According to its website, Luxi Electronics Corp. is “a manufacturer of audio video products for consumer and professional markets.” The company’s website provides a white paper entitled “The Art (and Science) of HDMI Cables,” which explains the benefits of its DIY™ cable connectors, which appear to conform to the description in the ‘572 patent. According to the USPTO database, th e’572 is Luxi Electronics’ first U.S. patent.
Each of the independent claims of the ‘572 patent (see, e.g., Claim 3, above) include a relatively long list of features, each of which must be in an accused device in order for the device to be infringing. For example, to infringe Claim 3, a competitor’s product must have the top shell, bottom shell, insulating connector core, set of top and bottom terminal pins, top wire holder, and bottom wire holder, all with the attributes as recited in Claim 3. If the accused product omits even just one of these features or attributes, then the product would not infringe Claim 3.
For this reason, generally, a claim with such a large number of features or attributes (i.e., a narrower claim) is thought to be less desirable than a claim with fewer features or attributes (i.e., a broader claim). After all, to avoid infringement, all the competitor needs to do is to omit just one of the recited features in its product.
However, narrow claims can be an important component in a company’s overall patent portfolio. For example, even a narrow claim that covers the competitor’s product can provide value by forcing the competitor to redesign its product and to retool its manufacturing process. Also, if a narrow claim covers an industry standard, it may not be practical for competitors to sell or use non-infringing products. A narrower claim can also be less susecptible to a challenge of invalidity. Practically speaking, in some cases, while broader claims might be preferable, the crowdedness of the prior art makes such broader claims more difficult to get allowed by the USPTO, so an applicant may first seek out the “lower hanging fruit” of a narrower claim, opting to continue the pursuit of the broader claim in a continuation application.

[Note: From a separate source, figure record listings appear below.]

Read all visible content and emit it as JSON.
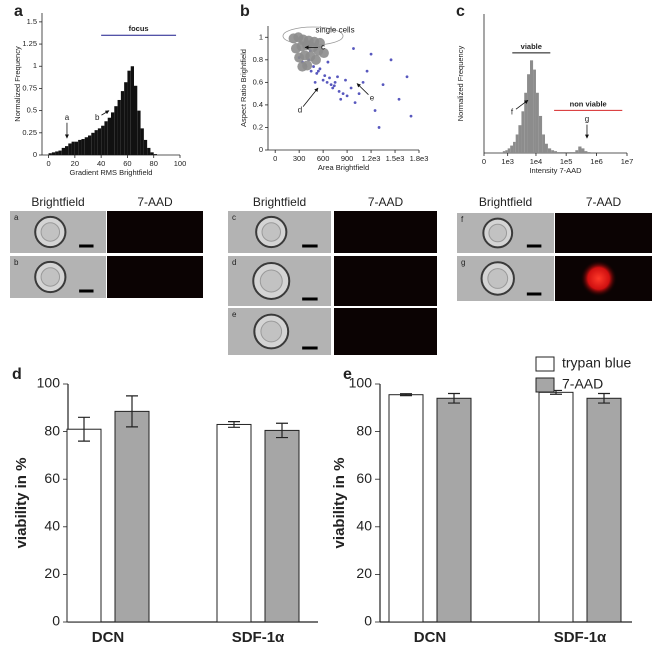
{
  "chart_data": [
    {
      "type": "histogram",
      "label": "a",
      "xlabel": "Gradient RMS Brightfield",
      "ylabel": "Normalized Frequency",
      "color": "#111111",
      "bins": [
        0,
        2.5,
        5,
        7.5,
        10,
        12.5,
        15,
        17.5,
        20,
        22.5,
        25,
        27.5,
        30,
        32.5,
        35,
        37.5,
        40,
        42.5,
        45,
        47.5,
        50,
        52.5,
        55,
        57.5,
        60,
        62.5,
        65,
        67.5,
        70,
        72.5,
        75,
        77.5,
        80,
        82.5
      ],
      "values": [
        0.02,
        0.03,
        0.04,
        0.05,
        0.08,
        0.1,
        0.13,
        0.15,
        0.15,
        0.17,
        0.18,
        0.2,
        0.22,
        0.25,
        0.28,
        0.3,
        0.33,
        0.38,
        0.42,
        0.48,
        0.55,
        0.62,
        0.72,
        0.82,
        0.95,
        1.0,
        0.78,
        0.5,
        0.3,
        0.17,
        0.08,
        0.03,
        0.01
      ],
      "xlim": [
        -5,
        100
      ],
      "xticks": [
        0,
        20,
        40,
        60,
        80,
        100
      ],
      "ylim": [
        0,
        1.6
      ],
      "yticks": [
        0,
        0.25,
        0.5,
        0.75,
        1,
        1.25,
        1.5
      ],
      "annotations": [
        {
          "text": "focus",
          "x": [
            40,
            97
          ],
          "y": 1.35,
          "color": "#1a1a8c"
        },
        {
          "text": "a",
          "x": 14,
          "y": 0.42,
          "to": [
            14,
            0.19
          ]
        },
        {
          "text": "b",
          "x": 37,
          "y": 0.42,
          "to": [
            46,
            0.5
          ]
        }
      ]
    },
    {
      "type": "scatter",
      "label": "b",
      "xlabel": "Area Brightfield",
      "ylabel": "Aspect Ratio Brightfield",
      "series": [
        {
          "color": "#3b3bb3",
          "x": [
            380,
            450,
            520,
            600,
            650,
            700,
            720,
            750,
            800,
            850,
            560,
            620,
            680,
            740,
            900,
            950,
            1000,
            1050,
            1100,
            300,
            340,
            420,
            480,
            540,
            780,
            820,
            880,
            1150,
            1250,
            1350,
            1450,
            1550,
            1650,
            1700,
            1200,
            980,
            660,
            500,
            440,
            1300
          ],
          "y": [
            0.75,
            0.7,
            0.68,
            0.62,
            0.6,
            0.58,
            0.55,
            0.6,
            0.52,
            0.5,
            0.72,
            0.66,
            0.64,
            0.57,
            0.48,
            0.55,
            0.42,
            0.5,
            0.6,
            0.82,
            0.78,
            0.8,
            0.74,
            0.7,
            0.65,
            0.45,
            0.62,
            0.7,
            0.35,
            0.58,
            0.8,
            0.45,
            0.65,
            0.3,
            0.85,
            0.9,
            0.78,
            0.6,
            0.88,
            0.2
          ]
        },
        {
          "color": "#8c8c8c",
          "x": [
            230,
            290,
            350,
            420,
            490,
            560,
            260,
            330,
            400,
            470,
            540,
            610,
            300,
            370,
            440,
            510,
            400,
            340
          ],
          "y": [
            0.99,
            1.0,
            0.98,
            0.97,
            0.96,
            0.95,
            0.9,
            0.92,
            0.93,
            0.91,
            0.88,
            0.86,
            0.82,
            0.84,
            0.83,
            0.8,
            0.75,
            0.74
          ]
        }
      ],
      "xlim": [
        -90,
        1800
      ],
      "xticks": [
        0,
        300,
        600,
        900,
        {
          "value": 1200,
          "label": "1.2e3"
        },
        {
          "value": 1500,
          "label": "1.5e3"
        },
        {
          "value": 1800,
          "label": "1.8e3"
        }
      ],
      "ylim": [
        0,
        1.1
      ],
      "yticks": [
        0,
        0.2,
        0.4,
        0.6,
        0.8,
        1
      ],
      "annotations": [
        {
          "text": "single cells",
          "x": 749,
          "y": 1.06,
          "color": "#888888"
        },
        {
          "text": "c",
          "x": 598,
          "y": 0.91,
          "to": [
            373,
            0.91
          ]
        },
        {
          "text": "d",
          "x": 310,
          "y": 0.35,
          "to": [
            536,
            0.55
          ]
        },
        {
          "text": "e",
          "x": 1212,
          "y": 0.46,
          "to": [
            1024,
            0.59
          ]
        }
      ]
    },
    {
      "type": "histogram",
      "label": "c",
      "xlabel": "Intensity  7-AAD",
      "ylabel": "Normalized Frequency",
      "color": "#8c8c8c",
      "xscale": "log",
      "bins": [
        630,
        800,
        1000,
        1250,
        1600,
        2000,
        2500,
        3200,
        4000,
        5000,
        6300,
        8000,
        10000,
        12500,
        16000,
        20000,
        25000,
        32000,
        40000,
        50000,
        63000,
        80000,
        100000,
        125000,
        160000,
        200000,
        250000,
        320000,
        400000,
        500000,
        630000
      ],
      "values": [
        0.02,
        0.03,
        0.05,
        0.08,
        0.12,
        0.2,
        0.3,
        0.45,
        0.65,
        0.85,
        1.0,
        0.9,
        0.65,
        0.4,
        0.2,
        0.1,
        0.05,
        0.03,
        0.02,
        0.01,
        0.01,
        0.01,
        0.01,
        0.01,
        0.01,
        0.03,
        0.07,
        0.05,
        0.02,
        0.01
      ],
      "xlim": [
        0,
        10000000
      ],
      "xticks": [
        0,
        {
          "value": 1000,
          "label": "1e3"
        },
        {
          "value": 10000,
          "label": "1e4"
        },
        {
          "value": 100000,
          "label": "1e5"
        },
        {
          "value": 1000000,
          "label": "1e6"
        },
        {
          "value": 10000000,
          "label": "1e7"
        }
      ],
      "ylim": [
        0,
        1.5
      ],
      "annotations": [
        {
          "text": "viable",
          "x": [
            1500,
            30000
          ],
          "y": 1.08,
          "color": "#111111"
        },
        {
          "text": "non viable",
          "x": [
            40000,
            7000000
          ],
          "y": 0.46,
          "color": "#d62728"
        },
        {
          "text": "f",
          "x": 1463,
          "y": 0.44,
          "to": [
            5380,
            0.57
          ]
        },
        {
          "text": "g",
          "x": 484000,
          "y": 0.36,
          "to": [
            484000,
            0.16
          ]
        }
      ]
    },
    {
      "type": "bar",
      "label": "d",
      "ylabel": "viability in %",
      "categories": [
        "DCN",
        "SDF-1α"
      ],
      "series": [
        {
          "color": "#ffffff",
          "values": [
            81,
            83
          ],
          "errors": [
            5,
            1.2
          ]
        },
        {
          "color": "#a6a6a6",
          "values": [
            88.5,
            80.5
          ],
          "errors": [
            6.5,
            3
          ]
        }
      ],
      "ylim": [
        0,
        100
      ],
      "yticks": [
        0,
        20,
        40,
        60,
        80,
        100
      ]
    },
    {
      "type": "bar",
      "label": "e",
      "ylabel": "viability in %",
      "categories": [
        "DCN",
        "SDF-1α"
      ],
      "legend": "top-right",
      "series": [
        {
          "name": "trypan blue",
          "color": "#ffffff",
          "values": [
            95.5,
            96.5
          ],
          "errors": [
            0.4,
            0.8
          ]
        },
        {
          "name": "7-AAD",
          "color": "#a6a6a6",
          "values": [
            94,
            94
          ],
          "errors": [
            2,
            2
          ]
        }
      ],
      "ylim": [
        0,
        100
      ],
      "yticks": [
        0,
        20,
        40,
        60,
        80,
        100
      ]
    }
  ],
  "image_panels": [
    {
      "columns": [
        "Brightfield",
        "7-AAD"
      ],
      "rows": [
        "a",
        "b"
      ]
    },
    {
      "columns": [
        "Brightfield",
        "7-AAD"
      ],
      "rows": [
        "c",
        "d",
        "e"
      ]
    },
    {
      "columns": [
        "Brightfield",
        "7-AAD"
      ],
      "rows": [
        "f",
        "g"
      ]
    }
  ]
}
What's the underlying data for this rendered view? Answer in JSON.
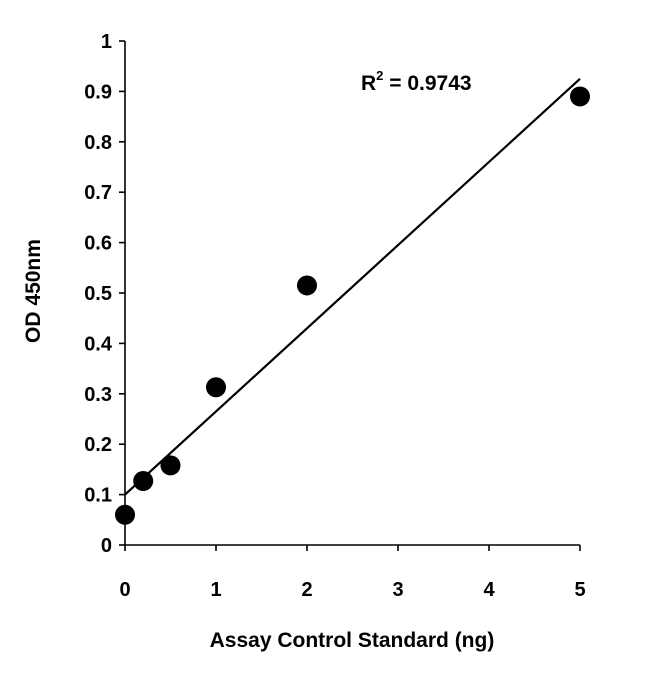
{
  "chart_data": {
    "type": "scatter",
    "title": "",
    "xlabel": "Assay Control Standard (ng)",
    "ylabel": "OD 450nm",
    "xlim": [
      0,
      5
    ],
    "ylim": [
      0,
      1
    ],
    "x_ticks": [
      "0",
      "1",
      "2",
      "3",
      "4",
      "5"
    ],
    "y_ticks": [
      "0",
      "0.1",
      "0.2",
      "0.3",
      "0.4",
      "0.5",
      "0.6",
      "0.7",
      "0.8",
      "0.9",
      "1"
    ],
    "grid": false,
    "legend": "none",
    "points": [
      {
        "x": 0,
        "y": 0.06
      },
      {
        "x": 0.2,
        "y": 0.127
      },
      {
        "x": 0.5,
        "y": 0.158
      },
      {
        "x": 1,
        "y": 0.313
      },
      {
        "x": 2,
        "y": 0.515
      },
      {
        "x": 5,
        "y": 0.89
      }
    ],
    "trendline": {
      "type": "linear",
      "slope": 0.165,
      "intercept": 0.1
    },
    "annotation": {
      "label": "R",
      "superscript": "2",
      "value": " = 0.9743"
    },
    "colors": {
      "marker": "#000000",
      "line": "#000000",
      "axis": "#000000"
    }
  }
}
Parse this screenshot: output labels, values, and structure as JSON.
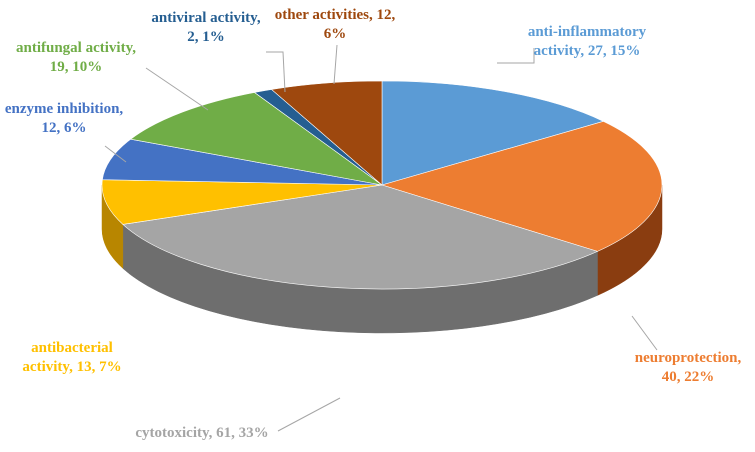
{
  "chart_data": {
    "type": "pie",
    "style": "3d-pie",
    "slices": [
      {
        "name": "anti-inflammatory activity",
        "value": 27,
        "percent": 15,
        "color": "#5B9BD5",
        "side_color": "#3f6f99",
        "label_color": "#5B9BD5",
        "label_lines": [
          "anti-inflammatory",
          "activity, 27, 15%"
        ]
      },
      {
        "name": "neuroprotection",
        "value": 40,
        "percent": 22,
        "color": "#ED7D31",
        "side_color": "#8a3d10",
        "label_color": "#ED7D31",
        "label_lines": [
          "neuroprotection,",
          "40, 22%"
        ]
      },
      {
        "name": "cytotoxicity",
        "value": 61,
        "percent": 33,
        "color": "#A5A5A5",
        "side_color": "#6e6e6e",
        "label_color": "#A5A5A5",
        "label_lines": [
          "cytotoxicity, 61, 33%"
        ]
      },
      {
        "name": "antibacterial activity",
        "value": 13,
        "percent": 7,
        "color": "#FFC000",
        "side_color": "#b88600",
        "label_color": "#FFC000",
        "label_lines": [
          "antibacterial",
          "activity, 13, 7%"
        ]
      },
      {
        "name": "enzyme inhibition",
        "value": 12,
        "percent": 6,
        "color": "#4472C4",
        "side_color": "#2c4d86",
        "label_color": "#4472C4",
        "label_lines": [
          "enzyme inhibition,",
          "12, 6%"
        ]
      },
      {
        "name": "antifungal activity",
        "value": 19,
        "percent": 10,
        "color": "#70AD47",
        "side_color": "#4a7a2e",
        "label_color": "#70AD47",
        "label_lines": [
          "antifungal activity,",
          "19, 10%"
        ]
      },
      {
        "name": "antiviral activity",
        "value": 2,
        "percent": 1,
        "color": "#255E91",
        "side_color": "#173d60",
        "label_color": "#255E91",
        "label_lines": [
          "antiviral activity,",
          "2, 1%"
        ]
      },
      {
        "name": "other activities",
        "value": 12,
        "percent": 6,
        "color": "#9E480E",
        "side_color": "#5e2a07",
        "label_color": "#9E480E",
        "label_lines": [
          "other activities, 12,",
          "6%"
        ]
      }
    ],
    "title": "",
    "legend": "none"
  }
}
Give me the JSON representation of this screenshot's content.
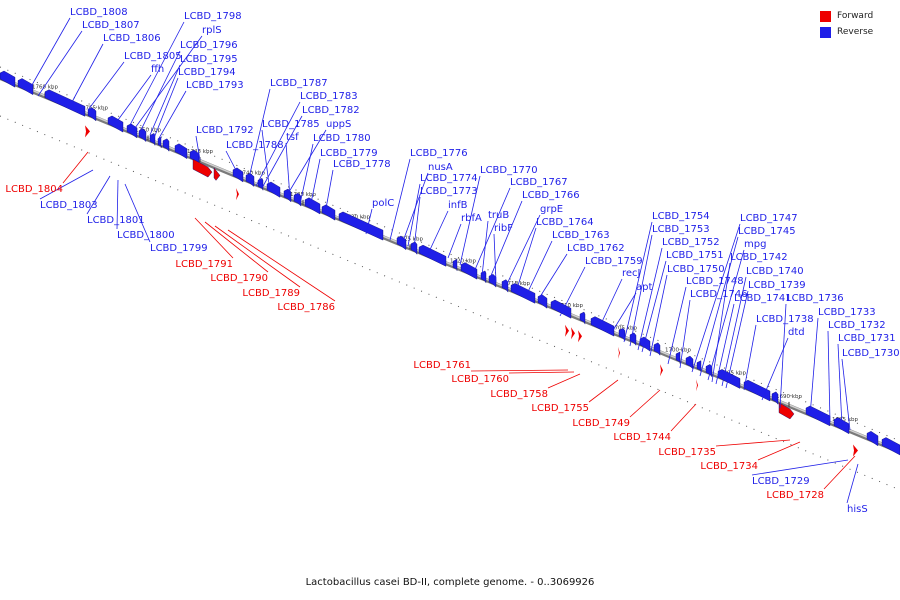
{
  "legend": {
    "forward_label": "Forward",
    "reverse_label": "Reverse",
    "forward_color": "#ee0000",
    "reverse_color": "#1f1fe8"
  },
  "caption": "Lactobacillus casei BD-II, complete genome. - 0..3069926",
  "ticks": [
    "1760 kbp",
    "1755 kbp",
    "1750 kbp",
    "1745 kbp",
    "1740 kbp",
    "1735 kbp",
    "1730 kbp",
    "1725 kbp",
    "1720 kbp",
    "1715 kbp",
    "1710 kbp",
    "1705 kbp",
    "1700 kbp",
    "1695 kbp",
    "1690 kbp",
    "1685 kbp"
  ],
  "reverse_labels": [
    "LCBD_1808",
    "LCBD_1807",
    "LCBD_1806",
    "LCBD_1805",
    "ffh",
    "LCBD_1798",
    "rplS",
    "LCBD_1796",
    "LCBD_1795",
    "LCBD_1794",
    "LCBD_1793",
    "LCBD_1792",
    "LCBD_1788",
    "LCBD_1787",
    "LCBD_1783",
    "LCBD_1782",
    "LCBD_1785",
    "uppS",
    "tsf",
    "LCBD_1780",
    "LCBD_1779",
    "LCBD_1778",
    "LCBD_1776",
    "nusA",
    "LCBD_1774",
    "LCBD_1773",
    "infB",
    "polC",
    "rbfA",
    "LCBD_1770",
    "LCBD_1767",
    "LCBD_1766",
    "truB",
    "ribF",
    "grpE",
    "LCBD_1764",
    "LCBD_1763",
    "LCBD_1762",
    "LCBD_1759",
    "recJ",
    "apt",
    "LCBD_1754",
    "LCBD_1753",
    "LCBD_1752",
    "LCBD_1751",
    "LCBD_1750",
    "LCBD_1748",
    "LCBD_1746",
    "LCBD_1747",
    "LCBD_1745",
    "mpg",
    "LCBD_1742",
    "LCBD_1740",
    "LCBD_1739",
    "LCBD_1741",
    "LCBD_1738",
    "dtd",
    "LCBD_1736",
    "LCBD_1733",
    "LCBD_1732",
    "LCBD_1731",
    "LCBD_1730",
    "LCBD_1803",
    "LCBD_1801",
    "LCBD_1800",
    "LCBD_1799",
    "LCBD_1729",
    "hisS"
  ],
  "forward_labels": [
    "LCBD_1804",
    "LCBD_1791",
    "LCBD_1790",
    "LCBD_1789",
    "LCBD_1786",
    "LCBD_1761",
    "LCBD_1760",
    "LCBD_1758",
    "LCBD_1755",
    "LCBD_1749",
    "LCBD_1744",
    "LCBD_1735",
    "LCBD_1734",
    "LCBD_1728"
  ]
}
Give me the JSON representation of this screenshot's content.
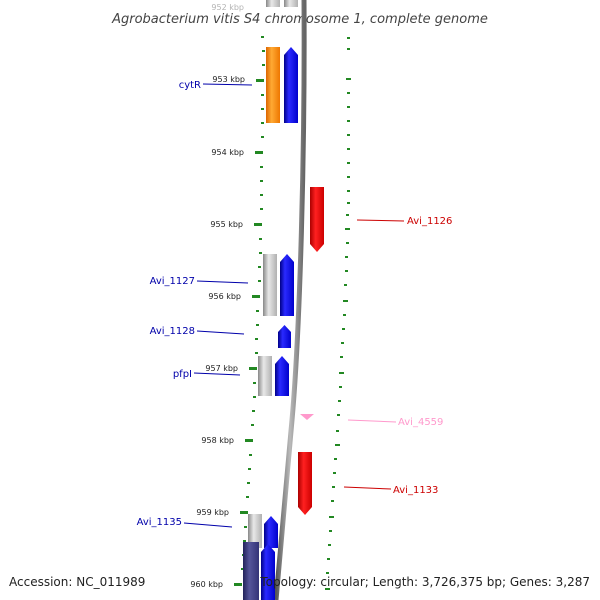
{
  "title": "Agrobacterium vitis S4 chromosome 1, complete genome",
  "accession": "Accession: NC_011989",
  "summary": "Topology: circular; Length: 3,726,375 bp; Genes: 3,287",
  "colors": {
    "forward_gene": "#0000ee",
    "reverse_gene": "#ee0000",
    "orange_gene": "#ff8800",
    "gray_gene": "#c0c0c0",
    "navy_gene": "#333388",
    "pink_gene": "#ff99cc",
    "tick_green": "#228822",
    "backbone": "#808080"
  },
  "scale": {
    "unit": "kbp",
    "tick_labels": [
      "952 kbp",
      "953 kbp",
      "954 kbp",
      "955 kbp",
      "956 kbp",
      "957 kbp",
      "958 kbp",
      "959 kbp",
      "960 kbp"
    ]
  },
  "gene_labels": [
    {
      "text": "cytR",
      "color": "#0000aa"
    },
    {
      "text": "Avi_1126",
      "color": "#cc0000"
    },
    {
      "text": "Avi_1127",
      "color": "#0000aa"
    },
    {
      "text": "Avi_1128",
      "color": "#0000aa"
    },
    {
      "text": "pfpI",
      "color": "#0000aa"
    },
    {
      "text": "Avi_4559",
      "color": "#ff99cc"
    },
    {
      "text": "Avi_1133",
      "color": "#cc0000"
    },
    {
      "text": "Avi_1135",
      "color": "#0000aa"
    }
  ]
}
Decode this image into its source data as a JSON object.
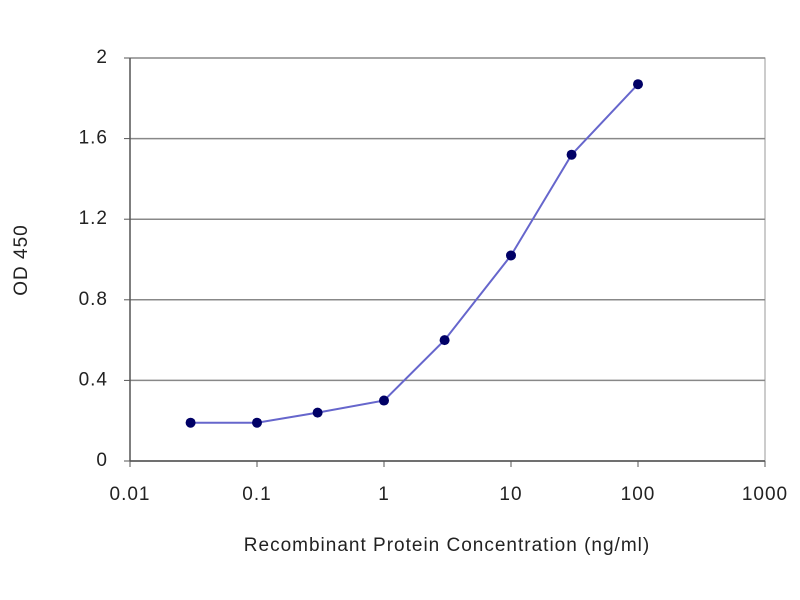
{
  "chart_data": {
    "type": "line",
    "xlabel": "Recombinant Protein Concentration (ng/ml)",
    "ylabel": "OD 450",
    "x": [
      0.03,
      0.1,
      0.3,
      1,
      3,
      10,
      30,
      100
    ],
    "series": [
      {
        "color": "#6666cc",
        "marker_color": "#000066",
        "values": [
          0.19,
          0.19,
          0.24,
          0.3,
          0.6,
          1.02,
          1.52,
          1.87
        ]
      }
    ],
    "xscale": "log",
    "xlim": [
      0.01,
      1000
    ],
    "xticks": [
      0.01,
      0.1,
      1,
      10,
      100,
      1000
    ],
    "ylim": [
      0,
      2
    ],
    "yticks": [
      0,
      0.4,
      0.8,
      1.2,
      1.6,
      2
    ],
    "grid": true
  }
}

Since the claims as originally filed had a relatively narrow scope (being fairly similar to the issued claims of the ‘572 patent), presumably Luxi Electronics was aware of the considerations regarding narrowness. The company has filed a continuation application (U.S. Pat. Appl. Publ. No. 2011-0256756A1) to pursue additional claims, some of which currently have fewer features than do the independent claims of the ‘572 patent.